Management is anxious to create liquidity for the Uni-Marts shareholders as
soon as possible.  We are therefore gratified to be able to offer the Uni-Marts
shareholders a cash price for their shares representing a significant premium
to the recent market price of the shares."

     Mr. Stephen B. Krumholz, Chairman of the Special Committee of the Uni-Marts
Board, stated, "The Committee has spent a great deal of time in the pursuit of a
strategic alternative which will provide the greatest benefit to Uni-Marts, its
shareholders and employees.  We feel that the merger with HFL will prove to be
the best alternative for all involved parties and look forward to the
consummation of the transaction."

     At June 2, 2003, Uni-Marts operated 294 convenience stores and Choice
Cigarette Discount Outlets in Pennsylvania, New York, Delaware, Maryland and
Virginia.  Self-service gasoline was sold at 238 of these locations.

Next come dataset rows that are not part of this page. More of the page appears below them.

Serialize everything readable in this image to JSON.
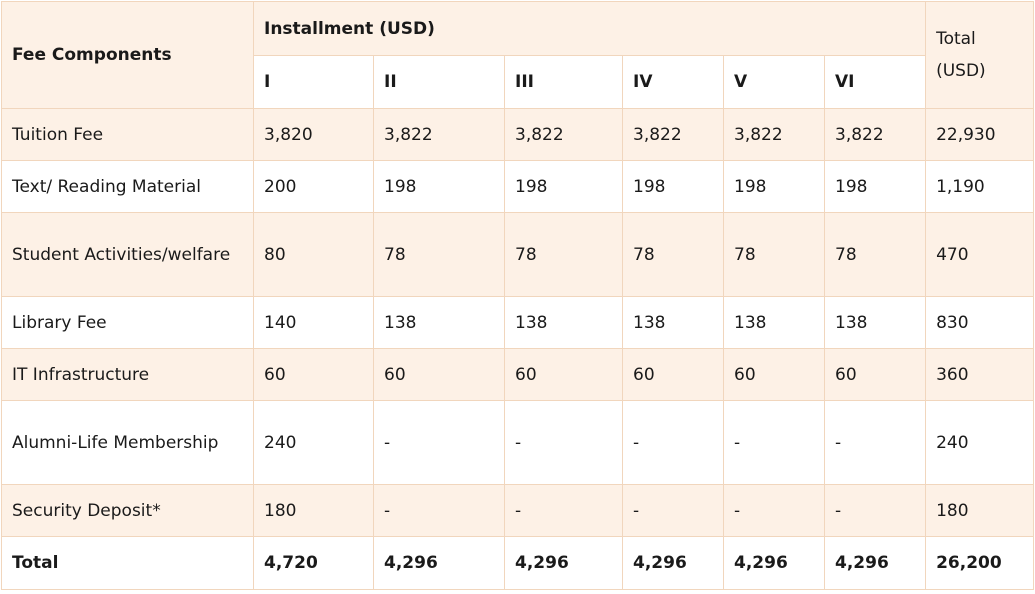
{
  "table": {
    "header": {
      "component": "Fee Components",
      "installment": "Installment (USD)",
      "total": "Total (USD)",
      "installments": [
        "I",
        "II",
        "III",
        "IV",
        "V",
        "VI"
      ]
    },
    "rows": [
      {
        "label": "Tuition Fee",
        "values": [
          "3,820",
          "3,822",
          "3,822",
          "3,822",
          "3,822",
          "3,822"
        ],
        "total": "22,930"
      },
      {
        "label": "Text/ Reading Material",
        "values": [
          "200",
          "198",
          "198",
          "198",
          "198",
          "198"
        ],
        "total": "1,190"
      },
      {
        "label": "Student Activities/welfare",
        "values": [
          "80",
          "78",
          "78",
          "78",
          "78",
          "78"
        ],
        "total": "470"
      },
      {
        "label": "Library Fee",
        "values": [
          "140",
          "138",
          "138",
          "138",
          "138",
          "138"
        ],
        "total": "830"
      },
      {
        "label": "IT Infrastructure",
        "values": [
          "60",
          "60",
          "60",
          "60",
          "60",
          "60"
        ],
        "total": "360"
      },
      {
        "label": "Alumni-Life Membership",
        "values": [
          "240",
          "-",
          "-",
          "-",
          "-",
          "-"
        ],
        "total": "240"
      },
      {
        "label": "Security Deposit*",
        "values": [
          "180",
          "-",
          "-",
          "-",
          "-",
          "-"
        ],
        "total": "180"
      }
    ],
    "footer": {
      "label": "Total",
      "values": [
        "4,720",
        "4,296",
        "4,296",
        "4,296",
        "4,296",
        "4,296"
      ],
      "total": "26,200"
    }
  }
}
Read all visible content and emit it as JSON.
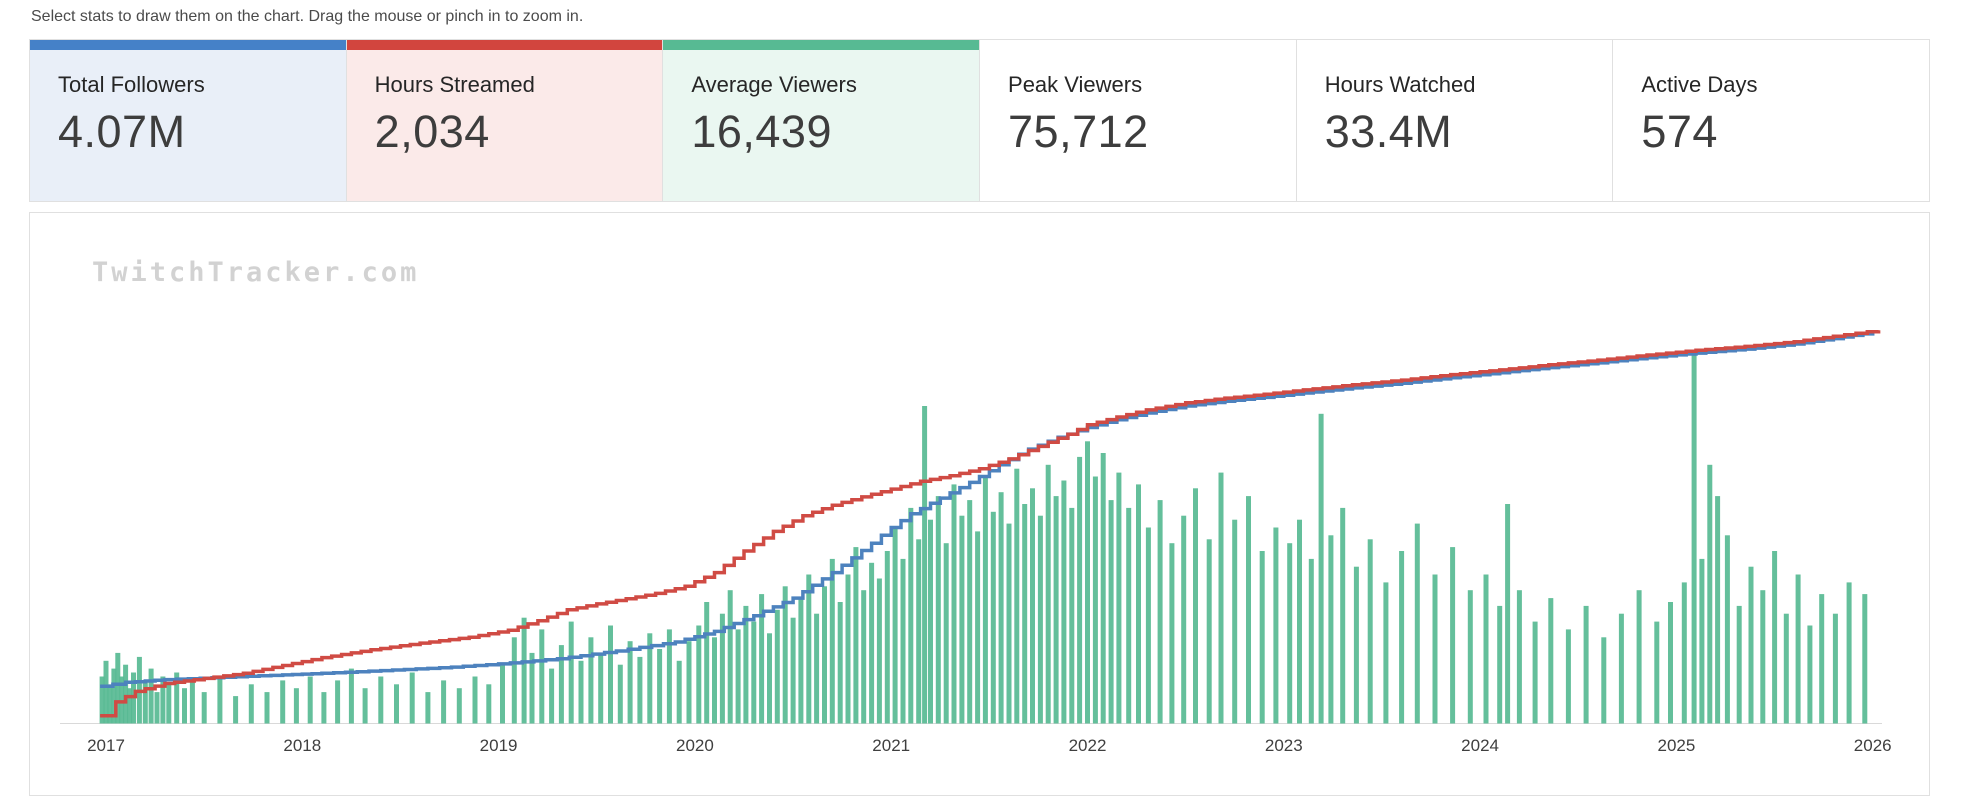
{
  "instruction": "Select stats to draw them on the chart. Drag the mouse or pinch in to zoom in.",
  "watermark": "TwitchTracker.com",
  "cards": [
    {
      "label": "Total Followers",
      "value": "4.07M",
      "selected": true,
      "accent": "#4581c8",
      "bg": "#e9eff8"
    },
    {
      "label": "Hours Streamed",
      "value": "2,034",
      "selected": true,
      "accent": "#d2453e",
      "bg": "#fbeae9"
    },
    {
      "label": "Average Viewers",
      "value": "16,439",
      "selected": true,
      "accent": "#57ba93",
      "bg": "#eaf7f1"
    },
    {
      "label": "Peak Viewers",
      "value": "75,712",
      "selected": false,
      "accent": "",
      "bg": "#ffffff"
    },
    {
      "label": "Hours Watched",
      "value": "33.4M",
      "selected": false,
      "accent": "",
      "bg": "#ffffff"
    },
    {
      "label": "Active Days",
      "value": "574",
      "selected": false,
      "accent": "",
      "bg": "#ffffff"
    }
  ],
  "chart_data": {
    "type": "mixed",
    "title": "",
    "x_ticks": [
      "2017",
      "2018",
      "2019",
      "2020",
      "2021",
      "2022",
      "2023",
      "2024",
      "2025",
      "2026"
    ],
    "x_range": [
      2016.95,
      2026.1
    ],
    "ylim": [
      0,
      1
    ],
    "grid": false,
    "legend": "none (series colors match selected stat cards)",
    "y_note": "y values are normalized 0-1 fractions of plot height; each stat is auto-scaled",
    "series": [
      {
        "name": "Total Followers",
        "type": "line",
        "color": "#4d82be",
        "total": "4.07M",
        "points": [
          [
            2016.97,
            0.095
          ],
          [
            2017.1,
            0.105
          ],
          [
            2017.3,
            0.112
          ],
          [
            2017.6,
            0.118
          ],
          [
            2017.9,
            0.124
          ],
          [
            2018.1,
            0.128
          ],
          [
            2018.4,
            0.135
          ],
          [
            2018.7,
            0.142
          ],
          [
            2019.0,
            0.152
          ],
          [
            2019.3,
            0.165
          ],
          [
            2019.6,
            0.185
          ],
          [
            2019.9,
            0.208
          ],
          [
            2020.1,
            0.235
          ],
          [
            2020.3,
            0.275
          ],
          [
            2020.5,
            0.32
          ],
          [
            2020.7,
            0.385
          ],
          [
            2020.9,
            0.46
          ],
          [
            2021.0,
            0.5
          ],
          [
            2021.1,
            0.535
          ],
          [
            2021.25,
            0.575
          ],
          [
            2021.4,
            0.615
          ],
          [
            2021.55,
            0.66
          ],
          [
            2021.7,
            0.7
          ],
          [
            2021.85,
            0.73
          ],
          [
            2022.0,
            0.755
          ],
          [
            2022.15,
            0.775
          ],
          [
            2022.3,
            0.792
          ],
          [
            2022.5,
            0.81
          ],
          [
            2022.7,
            0.822
          ],
          [
            2022.9,
            0.832
          ],
          [
            2023.1,
            0.843
          ],
          [
            2023.35,
            0.856
          ],
          [
            2023.6,
            0.868
          ],
          [
            2023.85,
            0.882
          ],
          [
            2024.1,
            0.895
          ],
          [
            2024.35,
            0.908
          ],
          [
            2024.6,
            0.92
          ],
          [
            2024.85,
            0.933
          ],
          [
            2025.1,
            0.945
          ],
          [
            2025.35,
            0.955
          ],
          [
            2025.6,
            0.968
          ],
          [
            2025.8,
            0.982
          ],
          [
            2026.0,
            0.998
          ]
        ]
      },
      {
        "name": "Hours Streamed",
        "type": "line",
        "color": "#d04b44",
        "total": "2,034",
        "points": [
          [
            2016.97,
            0.02
          ],
          [
            2017.05,
            0.055
          ],
          [
            2017.15,
            0.082
          ],
          [
            2017.3,
            0.102
          ],
          [
            2017.5,
            0.115
          ],
          [
            2017.7,
            0.128
          ],
          [
            2017.9,
            0.148
          ],
          [
            2018.1,
            0.168
          ],
          [
            2018.35,
            0.188
          ],
          [
            2018.6,
            0.205
          ],
          [
            2018.85,
            0.22
          ],
          [
            2019.05,
            0.238
          ],
          [
            2019.2,
            0.262
          ],
          [
            2019.35,
            0.29
          ],
          [
            2019.5,
            0.305
          ],
          [
            2019.65,
            0.318
          ],
          [
            2019.8,
            0.332
          ],
          [
            2019.95,
            0.35
          ],
          [
            2020.1,
            0.385
          ],
          [
            2020.25,
            0.44
          ],
          [
            2020.4,
            0.49
          ],
          [
            2020.55,
            0.53
          ],
          [
            2020.7,
            0.557
          ],
          [
            2020.85,
            0.578
          ],
          [
            2021.0,
            0.598
          ],
          [
            2021.15,
            0.618
          ],
          [
            2021.3,
            0.632
          ],
          [
            2021.45,
            0.65
          ],
          [
            2021.6,
            0.675
          ],
          [
            2021.75,
            0.707
          ],
          [
            2021.9,
            0.738
          ],
          [
            2022.0,
            0.762
          ],
          [
            2022.15,
            0.782
          ],
          [
            2022.3,
            0.8
          ],
          [
            2022.5,
            0.818
          ],
          [
            2022.7,
            0.83
          ],
          [
            2022.9,
            0.84
          ],
          [
            2023.1,
            0.851
          ],
          [
            2023.35,
            0.864
          ],
          [
            2023.6,
            0.876
          ],
          [
            2023.85,
            0.89
          ],
          [
            2024.1,
            0.902
          ],
          [
            2024.35,
            0.915
          ],
          [
            2024.6,
            0.927
          ],
          [
            2024.85,
            0.94
          ],
          [
            2025.1,
            0.952
          ],
          [
            2025.35,
            0.962
          ],
          [
            2025.6,
            0.974
          ],
          [
            2025.8,
            0.988
          ],
          [
            2026.03,
            1.003
          ]
        ]
      },
      {
        "name": "Average Viewers",
        "type": "bar",
        "color": "#57ba93",
        "average": "16,439",
        "peak": "75,712",
        "bars": [
          [
            2016.98,
            0.12
          ],
          [
            2017.0,
            0.16
          ],
          [
            2017.02,
            0.1
          ],
          [
            2017.04,
            0.14
          ],
          [
            2017.06,
            0.18
          ],
          [
            2017.08,
            0.12
          ],
          [
            2017.1,
            0.15
          ],
          [
            2017.12,
            0.09
          ],
          [
            2017.14,
            0.13
          ],
          [
            2017.17,
            0.17
          ],
          [
            2017.2,
            0.11
          ],
          [
            2017.23,
            0.14
          ],
          [
            2017.26,
            0.08
          ],
          [
            2017.29,
            0.12
          ],
          [
            2017.32,
            0.1
          ],
          [
            2017.36,
            0.13
          ],
          [
            2017.4,
            0.09
          ],
          [
            2017.44,
            0.11
          ],
          [
            2017.5,
            0.08
          ],
          [
            2017.58,
            0.12
          ],
          [
            2017.66,
            0.07
          ],
          [
            2017.74,
            0.1
          ],
          [
            2017.82,
            0.08
          ],
          [
            2017.9,
            0.11
          ],
          [
            2017.97,
            0.09
          ],
          [
            2018.04,
            0.12
          ],
          [
            2018.11,
            0.08
          ],
          [
            2018.18,
            0.11
          ],
          [
            2018.25,
            0.14
          ],
          [
            2018.32,
            0.09
          ],
          [
            2018.4,
            0.12
          ],
          [
            2018.48,
            0.1
          ],
          [
            2018.56,
            0.13
          ],
          [
            2018.64,
            0.08
          ],
          [
            2018.72,
            0.11
          ],
          [
            2018.8,
            0.09
          ],
          [
            2018.88,
            0.12
          ],
          [
            2018.95,
            0.1
          ],
          [
            2019.02,
            0.15
          ],
          [
            2019.08,
            0.22
          ],
          [
            2019.13,
            0.27
          ],
          [
            2019.17,
            0.18
          ],
          [
            2019.22,
            0.24
          ],
          [
            2019.27,
            0.14
          ],
          [
            2019.32,
            0.2
          ],
          [
            2019.37,
            0.26
          ],
          [
            2019.42,
            0.16
          ],
          [
            2019.47,
            0.22
          ],
          [
            2019.52,
            0.18
          ],
          [
            2019.57,
            0.25
          ],
          [
            2019.62,
            0.15
          ],
          [
            2019.67,
            0.21
          ],
          [
            2019.72,
            0.17
          ],
          [
            2019.77,
            0.23
          ],
          [
            2019.82,
            0.19
          ],
          [
            2019.87,
            0.24
          ],
          [
            2019.92,
            0.16
          ],
          [
            2019.97,
            0.21
          ],
          [
            2020.02,
            0.25
          ],
          [
            2020.06,
            0.31
          ],
          [
            2020.1,
            0.22
          ],
          [
            2020.14,
            0.28
          ],
          [
            2020.18,
            0.34
          ],
          [
            2020.22,
            0.24
          ],
          [
            2020.26,
            0.3
          ],
          [
            2020.3,
            0.26
          ],
          [
            2020.34,
            0.33
          ],
          [
            2020.38,
            0.23
          ],
          [
            2020.42,
            0.29
          ],
          [
            2020.46,
            0.35
          ],
          [
            2020.5,
            0.27
          ],
          [
            2020.54,
            0.32
          ],
          [
            2020.58,
            0.38
          ],
          [
            2020.62,
            0.28
          ],
          [
            2020.66,
            0.35
          ],
          [
            2020.7,
            0.42
          ],
          [
            2020.74,
            0.31
          ],
          [
            2020.78,
            0.38
          ],
          [
            2020.82,
            0.45
          ],
          [
            2020.86,
            0.34
          ],
          [
            2020.9,
            0.41
          ],
          [
            2020.94,
            0.37
          ],
          [
            2020.98,
            0.44
          ],
          [
            2021.02,
            0.5
          ],
          [
            2021.06,
            0.42
          ],
          [
            2021.1,
            0.55
          ],
          [
            2021.14,
            0.47
          ],
          [
            2021.17,
            0.81
          ],
          [
            2021.2,
            0.52
          ],
          [
            2021.24,
            0.58
          ],
          [
            2021.28,
            0.46
          ],
          [
            2021.32,
            0.61
          ],
          [
            2021.36,
            0.53
          ],
          [
            2021.4,
            0.57
          ],
          [
            2021.44,
            0.49
          ],
          [
            2021.48,
            0.63
          ],
          [
            2021.52,
            0.54
          ],
          [
            2021.56,
            0.59
          ],
          [
            2021.6,
            0.51
          ],
          [
            2021.64,
            0.65
          ],
          [
            2021.68,
            0.56
          ],
          [
            2021.72,
            0.6
          ],
          [
            2021.76,
            0.53
          ],
          [
            2021.8,
            0.66
          ],
          [
            2021.84,
            0.58
          ],
          [
            2021.88,
            0.62
          ],
          [
            2021.92,
            0.55
          ],
          [
            2021.96,
            0.68
          ],
          [
            2022.0,
            0.72
          ],
          [
            2022.04,
            0.63
          ],
          [
            2022.08,
            0.69
          ],
          [
            2022.12,
            0.57
          ],
          [
            2022.16,
            0.64
          ],
          [
            2022.21,
            0.55
          ],
          [
            2022.26,
            0.61
          ],
          [
            2022.31,
            0.5
          ],
          [
            2022.37,
            0.57
          ],
          [
            2022.43,
            0.46
          ],
          [
            2022.49,
            0.53
          ],
          [
            2022.55,
            0.6
          ],
          [
            2022.62,
            0.47
          ],
          [
            2022.68,
            0.64
          ],
          [
            2022.75,
            0.52
          ],
          [
            2022.82,
            0.58
          ],
          [
            2022.89,
            0.44
          ],
          [
            2022.96,
            0.5
          ],
          [
            2023.03,
            0.46
          ],
          [
            2023.08,
            0.52
          ],
          [
            2023.14,
            0.42
          ],
          [
            2023.19,
            0.79
          ],
          [
            2023.24,
            0.48
          ],
          [
            2023.3,
            0.55
          ],
          [
            2023.37,
            0.4
          ],
          [
            2023.44,
            0.47
          ],
          [
            2023.52,
            0.36
          ],
          [
            2023.6,
            0.44
          ],
          [
            2023.68,
            0.51
          ],
          [
            2023.77,
            0.38
          ],
          [
            2023.86,
            0.45
          ],
          [
            2023.95,
            0.34
          ],
          [
            2024.03,
            0.38
          ],
          [
            2024.1,
            0.3
          ],
          [
            2024.14,
            0.56
          ],
          [
            2024.2,
            0.34
          ],
          [
            2024.28,
            0.26
          ],
          [
            2024.36,
            0.32
          ],
          [
            2024.45,
            0.24
          ],
          [
            2024.54,
            0.3
          ],
          [
            2024.63,
            0.22
          ],
          [
            2024.72,
            0.28
          ],
          [
            2024.81,
            0.34
          ],
          [
            2024.9,
            0.26
          ],
          [
            2024.97,
            0.31
          ],
          [
            2025.04,
            0.36
          ],
          [
            2025.09,
            0.94
          ],
          [
            2025.13,
            0.42
          ],
          [
            2025.17,
            0.66
          ],
          [
            2025.21,
            0.58
          ],
          [
            2025.26,
            0.48
          ],
          [
            2025.32,
            0.3
          ],
          [
            2025.38,
            0.4
          ],
          [
            2025.44,
            0.34
          ],
          [
            2025.5,
            0.44
          ],
          [
            2025.56,
            0.28
          ],
          [
            2025.62,
            0.38
          ],
          [
            2025.68,
            0.25
          ],
          [
            2025.74,
            0.33
          ],
          [
            2025.81,
            0.28
          ],
          [
            2025.88,
            0.36
          ],
          [
            2025.96,
            0.33
          ]
        ]
      }
    ]
  }
}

Certain statements contained in this release are forward looking.  Although
Uni-Marts, Inc. believes that its expectations are based on reasonable
assumptions within the bounds of its knowledge of its business and operations,
there can be no assurance that actual results will not differ materially from
its expectations.  The forward-looking statements include, but are not limited
to, statements related to the possibility of successful completion of any sale
transaction or enhancement of stockholder value.  Factors that could cause
actual results to differ from expectations include general economic, business
and market conditions, volatility of gasoline prices, merchandise margins,
customer traffic, weather conditions, labor costs and the level of capital
expenditures.  For other important factors that may cause actual results to
differ materially from expectations and underlying assumptions, see reports by
Uni-Marts, Inc. filed with the Securities and Exchange Commission.